RCM has been extensively demonstrated as a viable imaging technique for skin tissue. Development of endoscopic confocal microscopy systems has been more difficult, owing at least in part to the substantial technical challenges involved in miniaturizing a scanning microscope. One major obstacle to direct application of the concepts of confocal microscopy to endoscopy is the engineering of a mechanism for rapidly rastering a focused beam at the distal end of a small-diameter, flexible probe. A variety of approaches have been proposed to address this problem, including the use of distal micro-electromechanical systems (“MEMS”) beam scanning devices and proximal scanning of single-mode fiber bundles. Also, RCM may provide microscopic images only at discrete locations—a “point sampling” technique. As currently implemented, point sampling can be inherent to RCM because it has a limited field of view, which may be comparable to or less than that of an excisional biopsy, and the imaging rate can be too slow for comprehensive large field microscopy.

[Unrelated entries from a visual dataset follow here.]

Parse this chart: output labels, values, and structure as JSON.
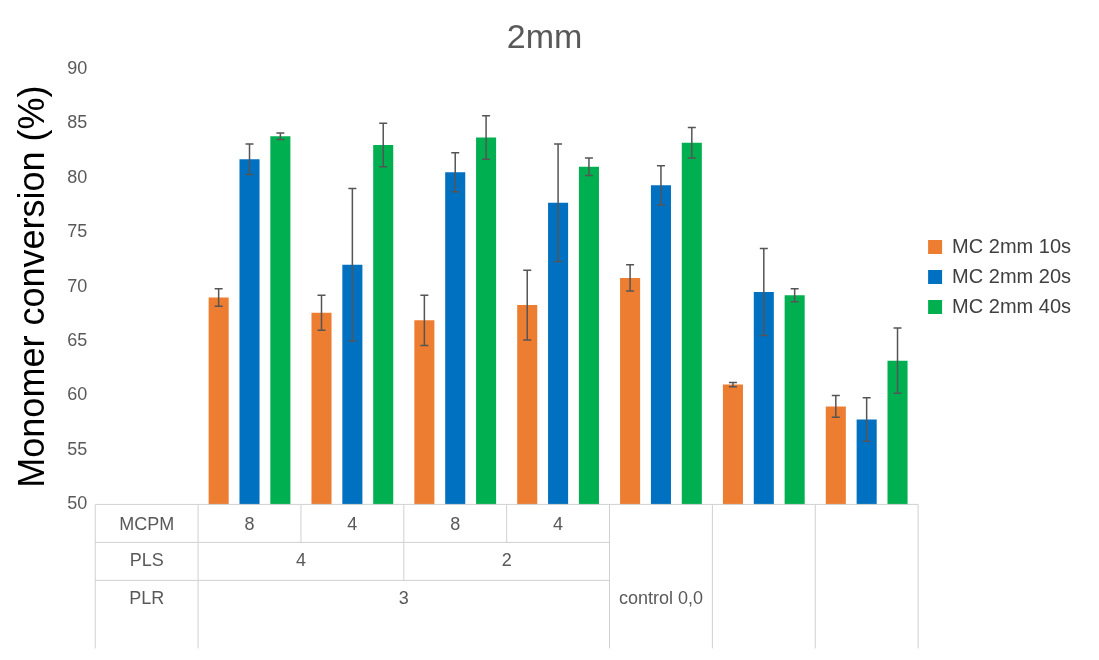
{
  "chart_data": {
    "type": "bar",
    "title": "2mm",
    "ylabel": "Monomer conversion (%)",
    "categories": [
      "MCPM",
      "8",
      "4",
      "8",
      "4",
      null,
      null,
      null
    ],
    "series": [
      {
        "name": "MC 2mm 10s",
        "color": "#ed7d31",
        "values": [
          null,
          69.0,
          67.6,
          66.9,
          68.3,
          70.8,
          61.0,
          59.0
        ],
        "errors": [
          null,
          0.8,
          1.6,
          2.3,
          3.2,
          1.2,
          0.2,
          1.0
        ]
      },
      {
        "name": "MC 2mm 20s",
        "color": "#0070c0",
        "values": [
          null,
          81.7,
          72.0,
          80.5,
          77.7,
          79.3,
          69.5,
          57.8
        ],
        "errors": [
          null,
          1.4,
          7.0,
          1.8,
          5.4,
          1.8,
          4.0,
          2.0
        ]
      },
      {
        "name": "MC 2mm 40s",
        "color": "#00b050",
        "values": [
          null,
          83.8,
          83.0,
          83.7,
          81.0,
          83.2,
          69.2,
          63.2
        ],
        "errors": [
          null,
          0.3,
          2.0,
          2.0,
          0.8,
          1.4,
          0.6,
          3.0
        ]
      }
    ],
    "ylim": [
      50,
      90
    ],
    "yticks": [
      50,
      55,
      60,
      65,
      70,
      75,
      80,
      85,
      90
    ],
    "grid": false,
    "legend": "right",
    "annotations": [
      "PLS",
      "4",
      "2",
      "PLR",
      "3",
      "control 0,0"
    ]
  }
}
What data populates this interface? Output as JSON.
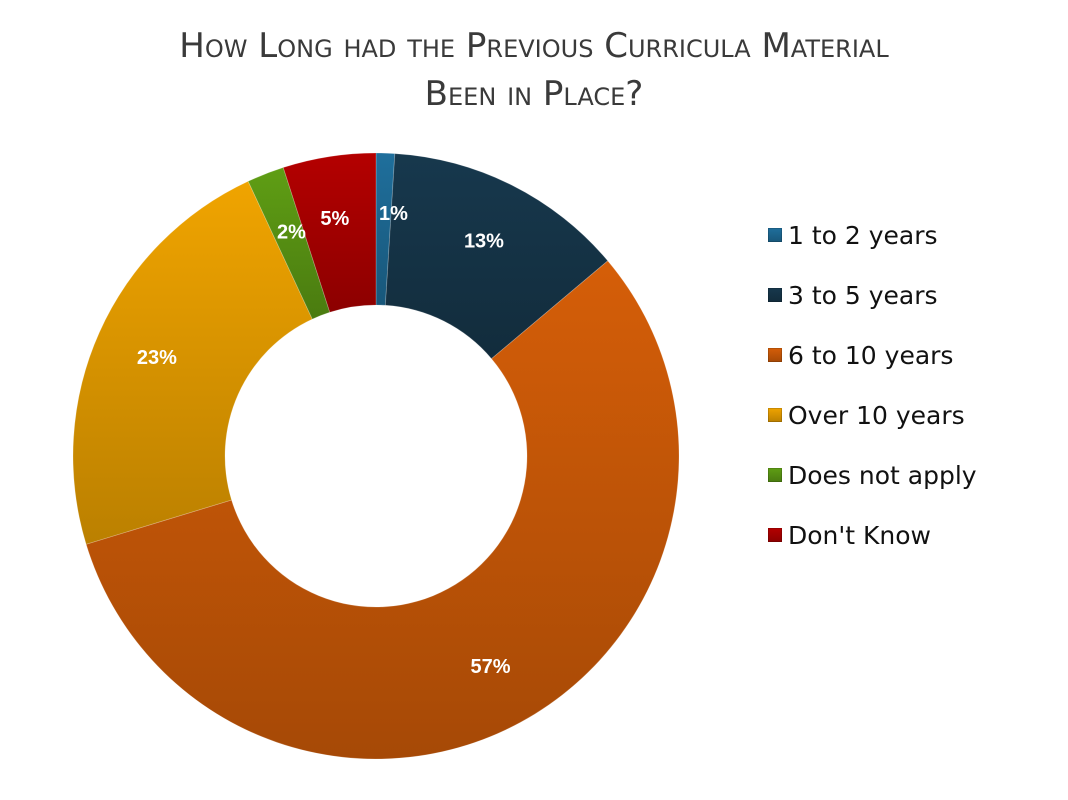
{
  "title": {
    "line1": "How Long had the Previous Curricula Material",
    "line2": "Been in Place?"
  },
  "chart_data": {
    "type": "pie",
    "style": "donut",
    "title": "How Long had the Previous Curricula Material Been in Place?",
    "legend_position": "right",
    "slices": [
      {
        "name": "1 to 2 years",
        "value": 1,
        "label": "1%",
        "color": "#1f6f9c"
      },
      {
        "name": "3 to 5 years",
        "value": 13,
        "label": "13%",
        "color": "#17384d"
      },
      {
        "name": "6 to 10 years",
        "value": 57,
        "label": "57%",
        "color": "#d55e08"
      },
      {
        "name": "Over 10 years",
        "value": 23,
        "label": "23%",
        "color": "#f0a400"
      },
      {
        "name": "Does not apply",
        "value": 2,
        "label": "2%",
        "color": "#5f9e14"
      },
      {
        "name": "Don't Know",
        "value": 5,
        "label": "5%",
        "color": "#b40000"
      }
    ]
  }
}
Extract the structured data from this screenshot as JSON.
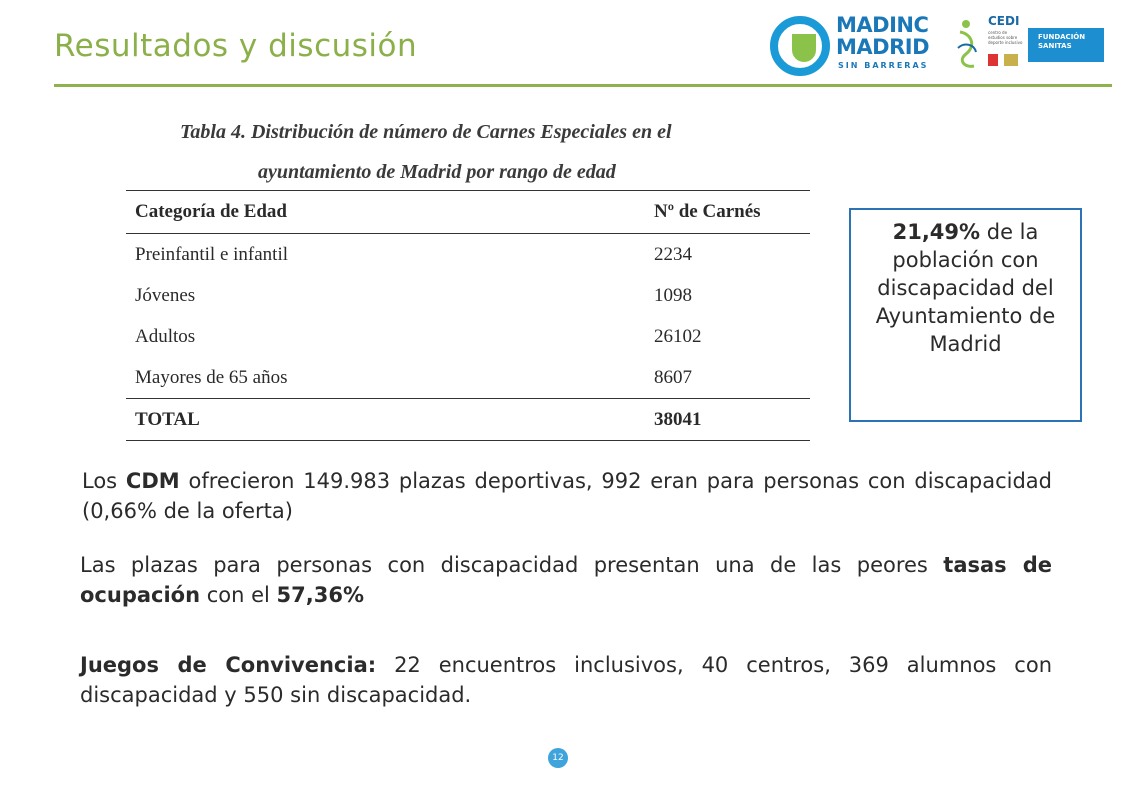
{
  "header": {
    "title": "Resultados y discusión"
  },
  "logos": {
    "madinc_line1": "MADINC",
    "madinc_line2": "MADRID",
    "madinc_line3": "SIN BARRERAS",
    "cedi_name": "CEDI",
    "cedi_sub": "centro de estudios sobre deporte inclusivo",
    "sanitas_line1": "FUNDACIÓN",
    "sanitas_line2": "SANITAS"
  },
  "table": {
    "caption_line1": "Tabla 4. Distribución de número de Carnes Especiales en el",
    "caption_line2": "ayuntamiento de Madrid por rango de edad",
    "headers": [
      "Categoría de Edad",
      "Nº de Carnés"
    ],
    "rows": [
      [
        "Preinfantil e infantil",
        "2234"
      ],
      [
        "Jóvenes",
        "1098"
      ],
      [
        "Adultos",
        "26102"
      ],
      [
        "Mayores de 65 años",
        "8607"
      ]
    ],
    "total": [
      "TOTAL",
      "38041"
    ]
  },
  "callout": {
    "highlight": "21,49%",
    "text1": " de la población con discapacidad del Ayuntamiento de Madrid"
  },
  "paragraphs": {
    "p1_a": "Los ",
    "p1_b": "CDM",
    "p1_c": " ofrecieron 149.983 plazas deportivas, 992 eran para personas con discapacidad (0,66% de la oferta)",
    "p2_a": "Las plazas para personas con discapacidad presentan una de las peores ",
    "p2_b": "tasas de ocupación",
    "p2_c": " con el ",
    "p2_d": "57,36%",
    "p3_a": "Juegos de Convivencia:",
    "p3_b": " 22 encuentros inclusivos, 40 centros, 369 alumnos con discapacidad y 550 sin discapacidad."
  },
  "footer": {
    "page_number": "12"
  },
  "colors": {
    "title_green": "#8bb04a",
    "callout_border": "#2c73b5",
    "page_badge": "#3fa3dc"
  }
}
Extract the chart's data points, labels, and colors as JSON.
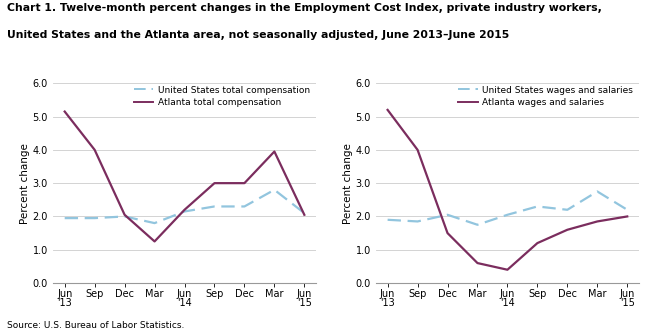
{
  "title_line1": "Chart 1. Twelve-month percent changes in the Employment Cost Index, private industry workers,",
  "title_line2": "United States and the Atlanta area, not seasonally adjusted, June 2013–June 2015",
  "source": "Source: U.S. Bureau of Labor Statistics.",
  "x_tick_labels": [
    "Jun\n'13",
    "Sep",
    "Dec",
    "Mar",
    "Jun\n'14",
    "Sep",
    "Dec",
    "Mar",
    "Jun\n'15"
  ],
  "ylabel": "Percent change",
  "ylim": [
    0.0,
    6.0
  ],
  "yticks": [
    0.0,
    1.0,
    2.0,
    3.0,
    4.0,
    5.0,
    6.0
  ],
  "ytick_labels": [
    "0.0",
    "1.0",
    "2.0",
    "3.0",
    "4.0",
    "5.0",
    "6.0"
  ],
  "chart1": {
    "us_label": "United States total compensation",
    "atlanta_label": "Atlanta total compensation",
    "us_color": "#92C5DE",
    "atlanta_color": "#7B2D5E",
    "us_values": [
      1.95,
      1.95,
      2.0,
      1.8,
      2.15,
      2.3,
      2.3,
      2.8,
      2.1
    ],
    "atlanta_values": [
      5.15,
      4.0,
      2.05,
      1.25,
      2.2,
      3.0,
      3.0,
      3.95,
      2.05
    ]
  },
  "chart2": {
    "us_label": "United States wages and salaries",
    "atlanta_label": "Atlanta wages and salaries",
    "us_color": "#92C5DE",
    "atlanta_color": "#7B2D5E",
    "us_values": [
      1.9,
      1.85,
      2.05,
      1.75,
      2.05,
      2.3,
      2.2,
      2.75,
      2.2
    ],
    "atlanta_values": [
      5.2,
      4.0,
      1.5,
      0.6,
      0.4,
      1.2,
      1.6,
      1.85,
      2.0
    ]
  }
}
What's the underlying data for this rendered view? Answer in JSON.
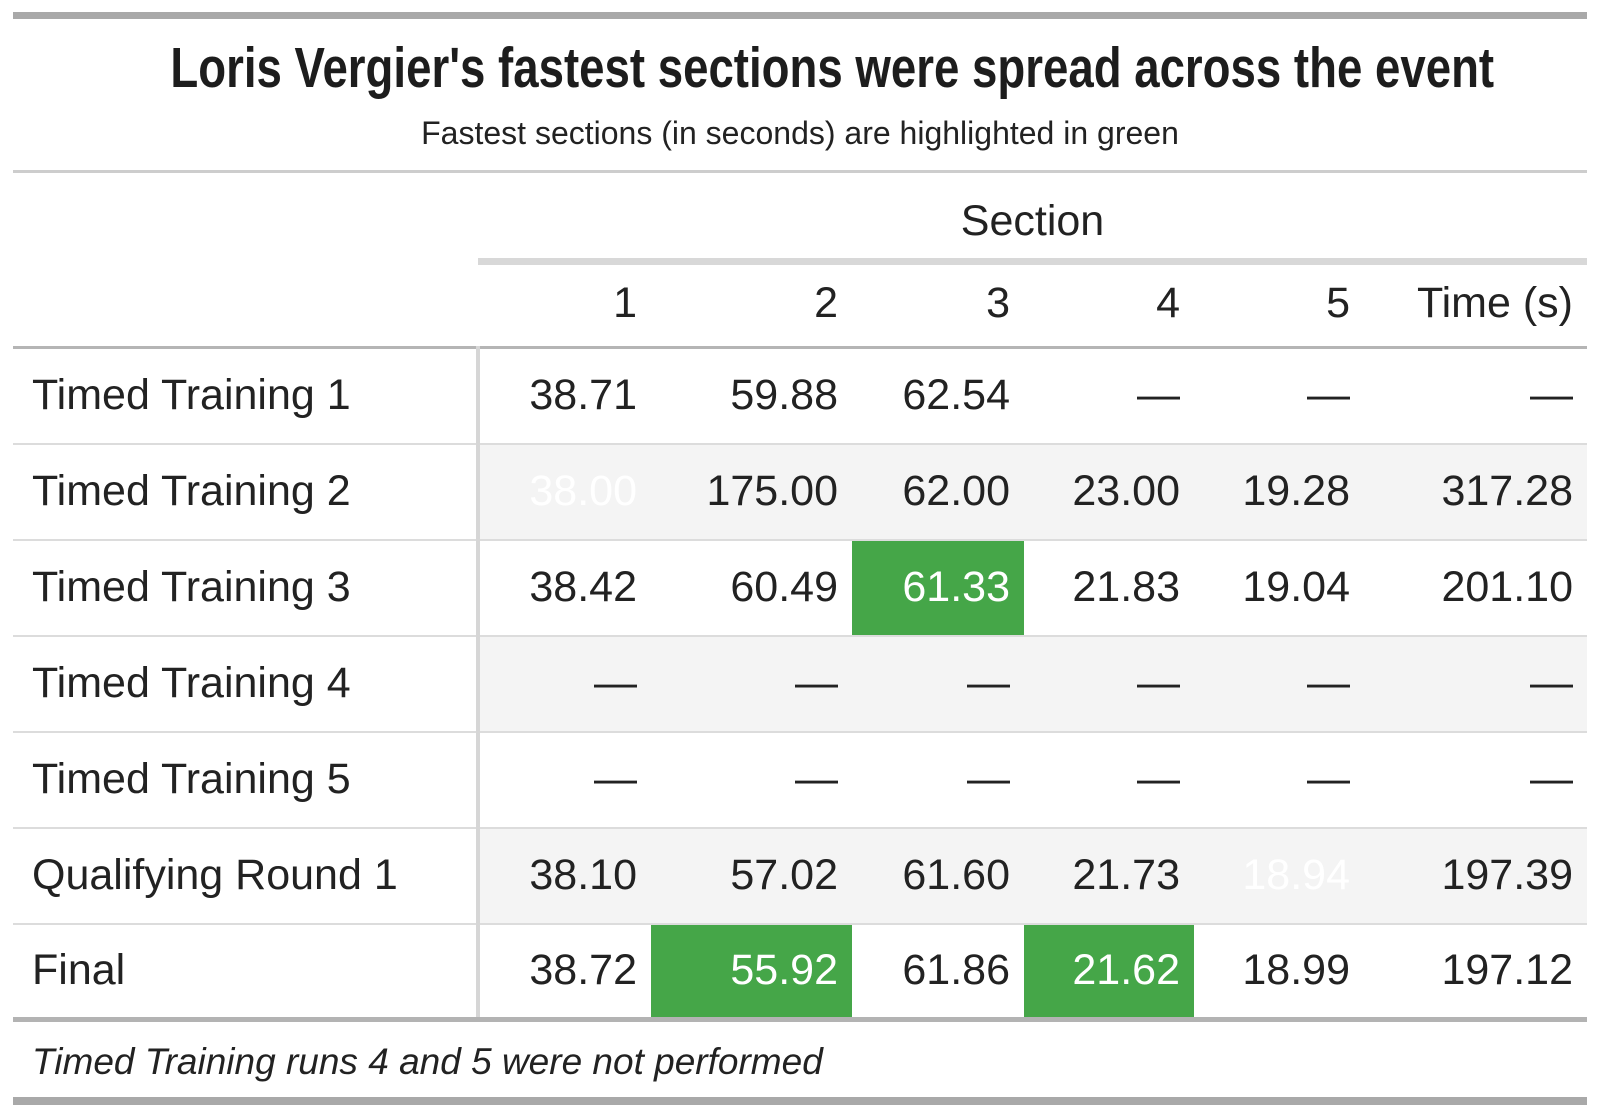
{
  "header": {
    "title": "Loris Vergier's fastest sections were spread across the event",
    "subtitle": "Fastest sections (in seconds) are highlighted in green"
  },
  "chart_data": {
    "type": "table",
    "title": "Loris Vergier's fastest sections were spread across the event",
    "subtitle": "Fastest sections (in seconds) are highlighted in green",
    "group_header": "Section",
    "columns": [
      "1",
      "2",
      "3",
      "4",
      "5",
      "Time (s)"
    ],
    "rows": [
      {
        "label": "Timed Training 1",
        "values": [
          "38.71",
          "59.88",
          "62.54",
          "—",
          "—",
          "—"
        ],
        "highlight": []
      },
      {
        "label": "Timed Training 2",
        "values": [
          "38.00",
          "175.00",
          "62.00",
          "23.00",
          "19.28",
          "317.28"
        ],
        "highlight": [
          0
        ]
      },
      {
        "label": "Timed Training 3",
        "values": [
          "38.42",
          "60.49",
          "61.33",
          "21.83",
          "19.04",
          "201.10"
        ],
        "highlight": [
          2
        ]
      },
      {
        "label": "Timed Training 4",
        "values": [
          "—",
          "—",
          "—",
          "—",
          "—",
          "—"
        ],
        "highlight": []
      },
      {
        "label": "Timed Training 5",
        "values": [
          "—",
          "—",
          "—",
          "—",
          "—",
          "—"
        ],
        "highlight": []
      },
      {
        "label": "Qualifying Round 1",
        "values": [
          "38.10",
          "57.02",
          "61.60",
          "21.73",
          "18.94",
          "197.39"
        ],
        "highlight": [
          4
        ]
      },
      {
        "label": "Final",
        "values": [
          "38.72",
          "55.92",
          "61.86",
          "21.62",
          "18.99",
          "197.12"
        ],
        "highlight": [
          1,
          3
        ]
      }
    ],
    "footnote": "Timed Training runs 4 and 5 were not performed",
    "colors": {
      "highlight_green": "#45a648",
      "stripe_gray": "#f4f4f4"
    },
    "legend_position": "none",
    "grid": "horizontal-rules"
  }
}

Another challenge in adapting confocal microscopy to endoscopic applications can include miniaturization of high NA objectives that may be used for optical sectioning. Such miniaturization may be achieved by providing, e.g., a gradient-index lens system, dual-axis objectives, or custom designs of miniature objectives. For example, detailed images of the morphology of cervical epithelium may be obtained in vivo using a fiber optic bundle coupled to a miniature objective lens, and fluorescence-based images of colorectal lesions may be achieved using commercial instruments such as those which may be obtained, e.g., from Olympus Corp. and Pentax/Optiscan.
Despite these advances, there may be a need for improved imaging techniques that can provide microscopic resolution of biological structures in situ over large regions.